Case study – Heather’s story

Thank you to Heather Ritchie for sharing her story as part of the Carers Week report. Read the report and recommendations here.

Carers Week charities are calling for an urgent 12-month plan of targeted support for unpaid carers, as many struggle with the ongoing impact, as well as the legacy, of the pandemic, together with the strain of the social care and cost of living crises.

For the first time, the impact of caring on their own physical and mental health has topped carer’s concerns, closely followed by money worries.

The research, released for Carers Week 2022 (6-12 June), reveals that 84% of the general public think that the UK governments should provide additional support to unpaid carers including increased financial support and investment in care and support services so that unpaid carers can have a break. Only 3% disagreed.

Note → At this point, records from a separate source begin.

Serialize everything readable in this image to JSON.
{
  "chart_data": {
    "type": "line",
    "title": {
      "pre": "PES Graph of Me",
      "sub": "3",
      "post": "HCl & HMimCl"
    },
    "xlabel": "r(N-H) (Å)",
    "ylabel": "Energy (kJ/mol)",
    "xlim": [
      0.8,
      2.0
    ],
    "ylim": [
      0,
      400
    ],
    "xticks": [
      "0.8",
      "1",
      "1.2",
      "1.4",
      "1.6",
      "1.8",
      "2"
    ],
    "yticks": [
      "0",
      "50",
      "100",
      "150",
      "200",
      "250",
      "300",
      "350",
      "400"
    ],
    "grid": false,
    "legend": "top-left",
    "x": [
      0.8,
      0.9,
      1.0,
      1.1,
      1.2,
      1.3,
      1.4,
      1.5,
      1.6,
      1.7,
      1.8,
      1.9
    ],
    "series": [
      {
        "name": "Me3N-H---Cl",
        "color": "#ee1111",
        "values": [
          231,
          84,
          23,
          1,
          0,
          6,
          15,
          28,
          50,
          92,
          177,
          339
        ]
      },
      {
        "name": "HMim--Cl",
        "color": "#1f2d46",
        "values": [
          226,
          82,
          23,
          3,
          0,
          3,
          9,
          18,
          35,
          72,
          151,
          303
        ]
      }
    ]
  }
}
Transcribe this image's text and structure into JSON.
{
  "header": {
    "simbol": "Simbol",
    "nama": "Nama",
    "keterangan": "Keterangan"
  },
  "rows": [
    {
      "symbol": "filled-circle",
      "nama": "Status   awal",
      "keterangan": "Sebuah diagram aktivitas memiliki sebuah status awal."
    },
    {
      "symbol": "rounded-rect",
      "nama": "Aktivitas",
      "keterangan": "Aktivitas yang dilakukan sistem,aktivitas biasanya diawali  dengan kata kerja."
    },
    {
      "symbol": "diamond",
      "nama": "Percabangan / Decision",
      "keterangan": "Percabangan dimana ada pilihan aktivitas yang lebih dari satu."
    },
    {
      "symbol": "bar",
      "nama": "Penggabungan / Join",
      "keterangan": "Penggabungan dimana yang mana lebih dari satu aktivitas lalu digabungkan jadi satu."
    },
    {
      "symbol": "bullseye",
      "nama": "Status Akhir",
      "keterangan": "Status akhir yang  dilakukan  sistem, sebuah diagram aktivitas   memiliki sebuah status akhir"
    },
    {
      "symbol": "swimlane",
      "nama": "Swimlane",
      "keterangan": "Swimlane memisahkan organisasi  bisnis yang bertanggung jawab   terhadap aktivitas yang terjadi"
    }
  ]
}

The report also shows that the number of unpaid carers remains higher than before the pandemic with one in five of the UK’s adults (approximately 10.58 million people) now supporting a relative, close friend or neighbour because of chronic illness, including mental ill-health, dementia, disability, or older age.

Heather’s Story

My partner Chris was diagnosed with early onset Lewy body dementia at the age of 60.

Chris is a very active campaigner, gives lots of talks and is an ambassador for several charities, including The Lewy Body Society. I want to support her to do these things and live her life as she wants to, but the support she requires has significantly increased during the Covid-19 pandemic.

Chris has gone from being a person being able to travel to meetings on her own and giving talks, to now needing much more support to do this. She needs someone to accompany her and needs reassurance.

Chris was classed as clinically vulnerable and wasn’t allowed to leave the house for significant periods of time, not even to have a walk. Due to this her mood and symptoms have declined, and she has lost confidence. This directly impacts on the time I have to look after my own well-being.

Her medication used to be put into dosette boxes by the pharmacy which ensured the right tablets were in order and labelled for morning, evening and night-time. Due to Covid this was withdrawn and has never been reinstated. This meant I had to purchase our own boxes and still have to take on the extra responsibility for sorting out all the medication into correct time zones. She is on about 30 different tablets per day and I have to prompt her to take the tablets.

I get less of a break as I am far more worried about leaving Chris for longer periods now. Not only does she forget to take medication, but she struggles to prepare food and eat meals without reminders.

I have little to no confidence in getting the support we will need in the future from official sources and expect to be heavily reliant on support from charities supporting those living with dementia and carers groups. We will probably have to use all our savings to pay for care, and I fear we will live out our last years in poverty. I don’t understand why dementia is classed as a social care problem. As a terminal, life-limiting brain illness it should come fully under health care. We urgently need the Government to do something about this.